襲撃など、直接手を出せば嫌がらせの範疇を超えますし、足がつきやすいということもあるかもしれませんが、それ以上に気になるのは相手が、少なくともこの計画を指示している人間は、荒れた街のことを考えていない。いや、“目的を達するためなら、無関係な人を巻き込むことに躊躇がない”ように思えるんです」
「……うん、街の人にとっては迷惑じゃ済まないよね。実際、僕がこの街に来た頃はもっと雰囲気悪かったし、泥棒被害とかも増えてたらしいし、無関係な人を平気で巻き込むってのは間違ってないね」
「そうなんです。そんな相手が、目的を達しないまま諦めるでしょうか? 僕にはそうは思えません。
それに、ギムルでの敵の活動の影響は、今のところ抑えられていますし、王都ではラインハルトさん達が動いていると聞いています。これは敵からすれば、計画は上手くいかず、さらに自分の尻尾を掴まれかねない状況まで追い込まれていると言っていいでしょう。

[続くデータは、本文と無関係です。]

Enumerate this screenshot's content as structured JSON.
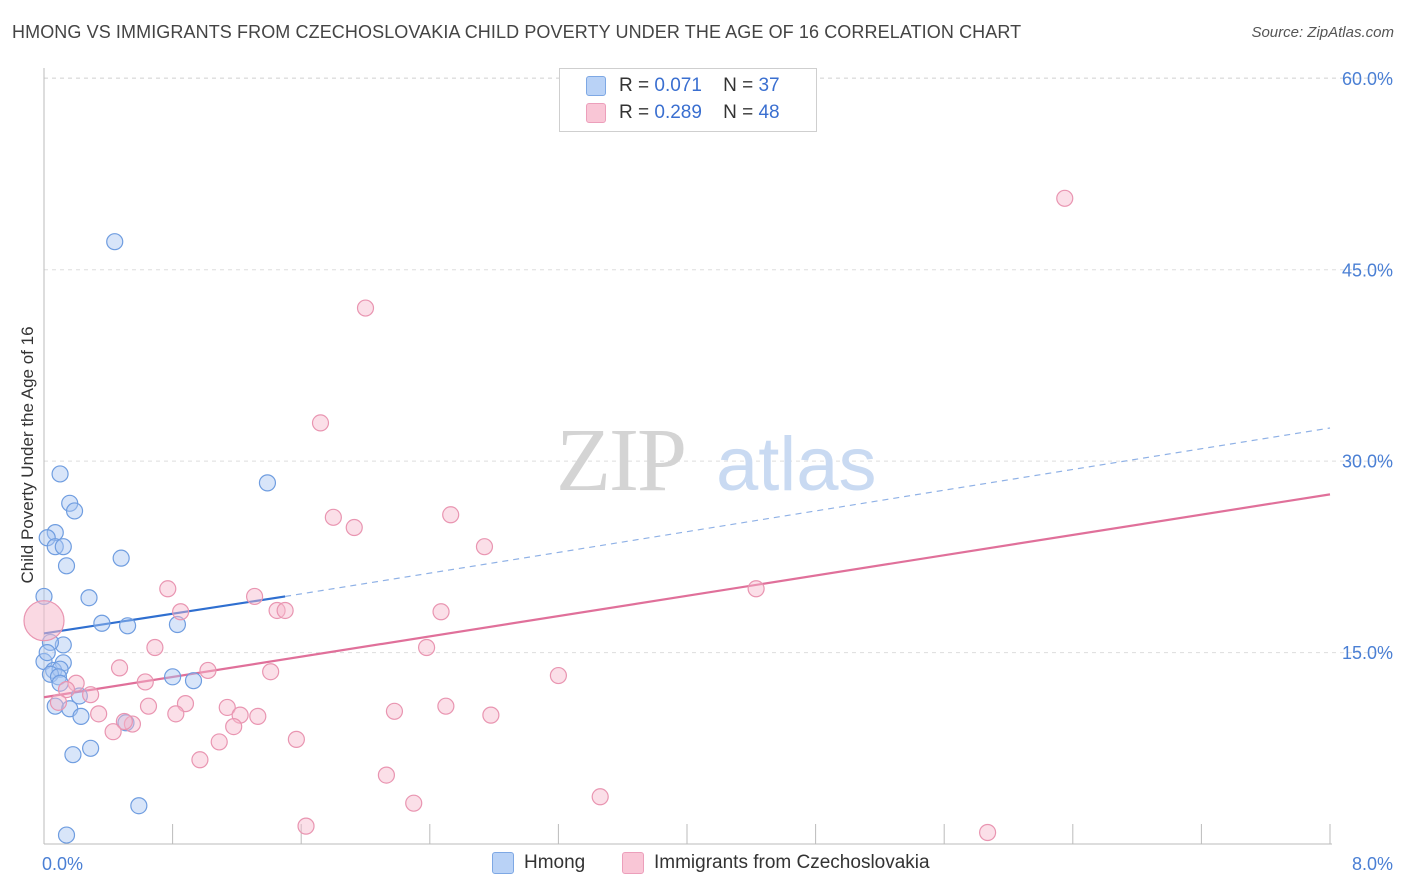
{
  "title": "HMONG VS IMMIGRANTS FROM CZECHOSLOVAKIA CHILD POVERTY UNDER THE AGE OF 16 CORRELATION CHART",
  "source": "Source: ZipAtlas.com",
  "watermark": {
    "zip": "ZIP",
    "atlas": "atlas"
  },
  "colors": {
    "hmong_fill": "#a9c6f2",
    "hmong_stroke": "#6f9de0",
    "hmong_line": "#2f6fd0",
    "czech_fill": "#f6b9cc",
    "czech_stroke": "#e995b1",
    "czech_line": "#e0709a",
    "tick_label": "#4a7fd4",
    "grid": "#dddddd"
  },
  "legend": {
    "rows": [
      {
        "r_label": "R =",
        "r_value": "0.071",
        "n_label": "N =",
        "n_value": "37",
        "swatch_fill": "#b9d2f6",
        "swatch_stroke": "#7ea8e4"
      },
      {
        "r_label": "R =",
        "r_value": "0.289",
        "n_label": "N =",
        "n_value": "48",
        "swatch_fill": "#f9c6d6",
        "swatch_stroke": "#ec9fbb"
      }
    ]
  },
  "bottom_legend": {
    "hmong": "Hmong",
    "czech": "Immigrants from Czechoslovakia"
  },
  "chart_data": {
    "type": "scatter",
    "title": "HMONG VS IMMIGRANTS FROM CZECHOSLOVAKIA CHILD POVERTY UNDER THE AGE OF 16 CORRELATION CHART",
    "xlabel": "",
    "ylabel": "Child Poverty Under the Age of 16",
    "xlim": [
      0,
      8
    ],
    "ylim": [
      0,
      60
    ],
    "x_tick_labels": [
      "0.0%",
      "8.0%"
    ],
    "y_ticks": [
      15,
      30,
      45,
      60
    ],
    "y_tick_labels": [
      "15.0%",
      "30.0%",
      "45.0%",
      "60.0%"
    ],
    "grid": true,
    "series": [
      {
        "name": "Hmong",
        "r": 0.071,
        "n": 37,
        "trend": {
          "x0": 0.0,
          "y0": 16.5,
          "x1": 1.5,
          "y1": 19.4,
          "dashed_to_x": 8.0,
          "dashed_to_y": 32.6
        },
        "points": [
          [
            0.44,
            47.2
          ],
          [
            0.1,
            29.0
          ],
          [
            0.16,
            26.7
          ],
          [
            0.19,
            26.1
          ],
          [
            0.07,
            24.4
          ],
          [
            0.02,
            24.0
          ],
          [
            0.07,
            23.3
          ],
          [
            0.12,
            23.3
          ],
          [
            0.48,
            22.4
          ],
          [
            0.14,
            21.8
          ],
          [
            1.39,
            28.3
          ],
          [
            0.0,
            19.4
          ],
          [
            0.28,
            19.3
          ],
          [
            0.36,
            17.3
          ],
          [
            0.52,
            17.1
          ],
          [
            0.83,
            17.2
          ],
          [
            0.12,
            15.6
          ],
          [
            0.04,
            15.8
          ],
          [
            0.0,
            14.3
          ],
          [
            0.12,
            14.2
          ],
          [
            0.06,
            13.6
          ],
          [
            0.1,
            13.7
          ],
          [
            0.04,
            13.3
          ],
          [
            0.09,
            13.1
          ],
          [
            0.1,
            12.6
          ],
          [
            0.8,
            13.1
          ],
          [
            0.93,
            12.8
          ],
          [
            0.22,
            11.6
          ],
          [
            0.07,
            10.8
          ],
          [
            0.16,
            10.6
          ],
          [
            0.23,
            10.0
          ],
          [
            0.51,
            9.5
          ],
          [
            0.29,
            7.5
          ],
          [
            0.18,
            7.0
          ],
          [
            0.59,
            3.0
          ],
          [
            0.14,
            0.7
          ],
          [
            0.02,
            15.0
          ]
        ]
      },
      {
        "name": "Immigrants from Czechoslovakia",
        "r": 0.289,
        "n": 48,
        "trend": {
          "x0": 0.0,
          "y0": 11.5,
          "x1": 8.0,
          "y1": 27.4
        },
        "points": [
          [
            6.35,
            50.6
          ],
          [
            2.0,
            42.0
          ],
          [
            1.72,
            33.0
          ],
          [
            1.8,
            25.6
          ],
          [
            1.93,
            24.8
          ],
          [
            2.53,
            25.8
          ],
          [
            2.74,
            23.3
          ],
          [
            4.43,
            20.0
          ],
          [
            0.77,
            20.0
          ],
          [
            1.31,
            19.4
          ],
          [
            0.85,
            18.2
          ],
          [
            1.45,
            18.3
          ],
          [
            1.5,
            18.3
          ],
          [
            2.47,
            18.2
          ],
          [
            0.69,
            15.4
          ],
          [
            2.38,
            15.4
          ],
          [
            0.47,
            13.8
          ],
          [
            1.02,
            13.6
          ],
          [
            1.41,
            13.5
          ],
          [
            3.2,
            13.2
          ],
          [
            0.0,
            17.5
          ],
          [
            0.63,
            12.7
          ],
          [
            0.2,
            12.6
          ],
          [
            0.14,
            12.1
          ],
          [
            0.29,
            11.7
          ],
          [
            0.88,
            11.0
          ],
          [
            0.09,
            11.1
          ],
          [
            0.65,
            10.8
          ],
          [
            1.14,
            10.7
          ],
          [
            2.5,
            10.8
          ],
          [
            0.34,
            10.2
          ],
          [
            0.82,
            10.2
          ],
          [
            1.22,
            10.1
          ],
          [
            1.33,
            10.0
          ],
          [
            2.18,
            10.4
          ],
          [
            2.78,
            10.1
          ],
          [
            0.55,
            9.4
          ],
          [
            0.5,
            9.6
          ],
          [
            1.18,
            9.2
          ],
          [
            1.09,
            8.0
          ],
          [
            1.57,
            8.2
          ],
          [
            0.43,
            8.8
          ],
          [
            0.97,
            6.6
          ],
          [
            2.13,
            5.4
          ],
          [
            2.3,
            3.2
          ],
          [
            3.46,
            3.7
          ],
          [
            1.63,
            1.4
          ],
          [
            5.87,
            0.9
          ]
        ]
      }
    ]
  }
}
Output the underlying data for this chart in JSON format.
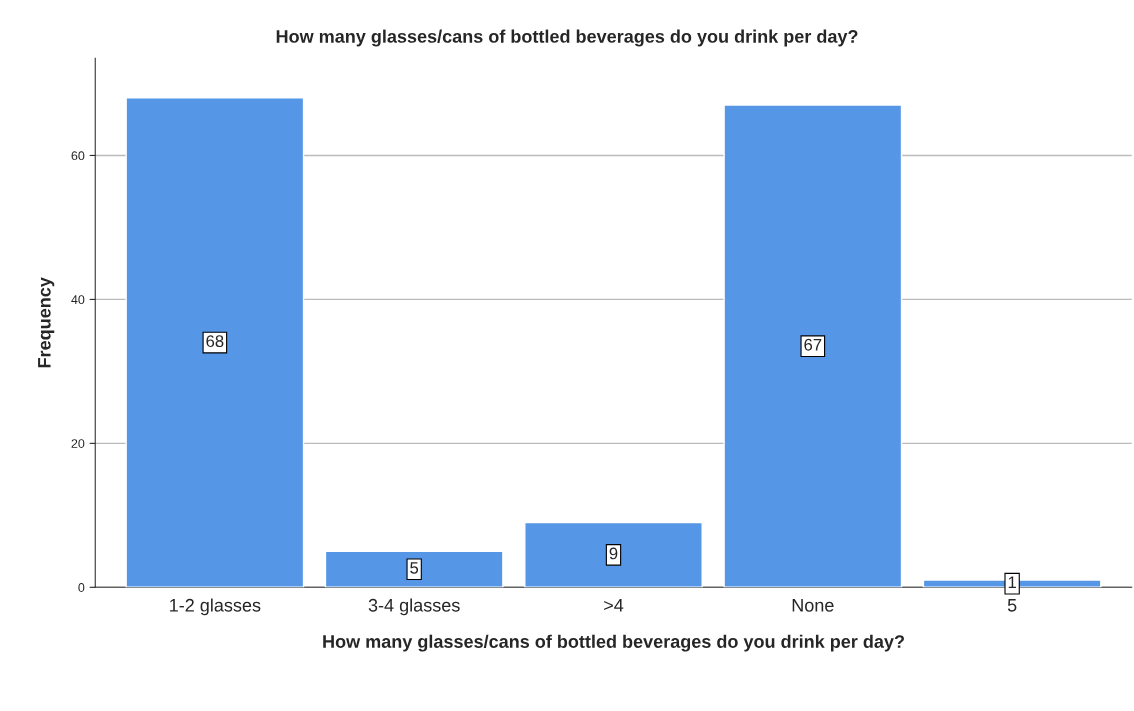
{
  "chart_data": {
    "type": "bar",
    "title": "How many glasses/cans of bottled beverages do you drink per day?",
    "xlabel": "How many glasses/cans of bottled beverages do you drink per day?",
    "ylabel": "Frequency",
    "categories": [
      "1-2 glasses",
      "3-4 glasses",
      ">4",
      "None",
      "5"
    ],
    "values": [
      68,
      5,
      9,
      67,
      1
    ],
    "color": "#5596e6",
    "ylim": [
      0,
      73.5
    ],
    "yticks": [
      0,
      20,
      40,
      60
    ],
    "grid": "y",
    "data_labels": true,
    "legend": false
  }
}
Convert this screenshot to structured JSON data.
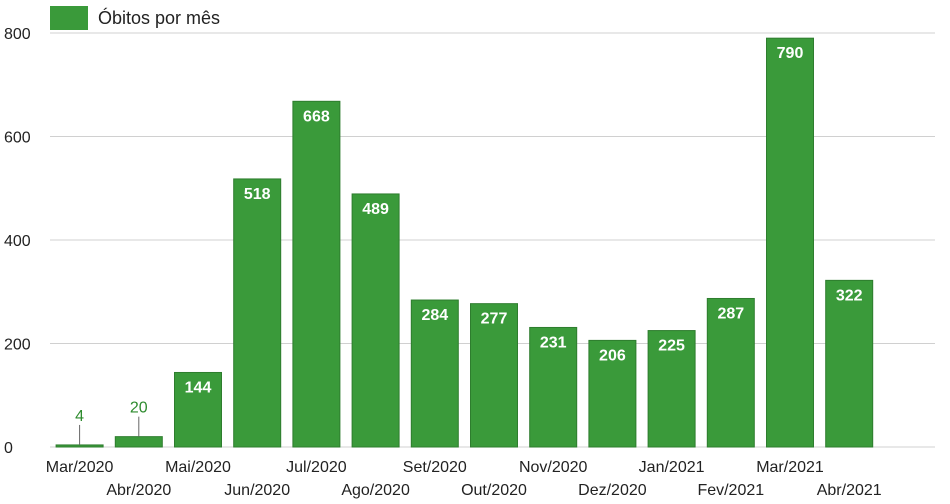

“窮鼠猫を噛む”と言いますし、追い込まれた敵がなりふり構わず、捨て身で何かを仕掛けてくる可能性はある……いえ、かなり高い気がします」
なぜなら、相手のことを考え、相手の立場になって考えるほど、そう思うから。
「大雪は敵にとっても予想外で、邪魔になったかもしれません。しかしこちらもほぼ予想外、突然の大雪で対応に追われている状況でもあります。もう後がないのなら、一か八か、最後の勝負に出る……かも? 確証はないですが」
そう伝えると、ユーダムさんは納得した様子。
「こちらが油断を見せれば隙を突いてくることは考えられるものね。分かった、僕も警戒を強めておくよ」
「ありがとうございます。何事もなければ、なにもなかった、でいいので備えだけは万全にしておきましょう。関係各所にも緊急時の対応マニュアルの再確認は要請していますし……とりあえず今はそれくらいですね。
ユーダムさんが仰るように、今が比較的穏やかなのは事実ですし、穏やかなうちはのんびりしていていいでしょう。……でないとまた、それこそ前みたいになりそうですし……」
俺としても、あれは黒歴史というか、あの状態に戻りたいとは思わない。
しかし確証のない、なんとなくの話にも、彼は真剣に応じてくれるのでありがたい。もちろん他の協力者の皆さんもそうだが……彼らがいるから、俺は今こうしてのんびりと、あの時のように焦らずにいられるのだろう。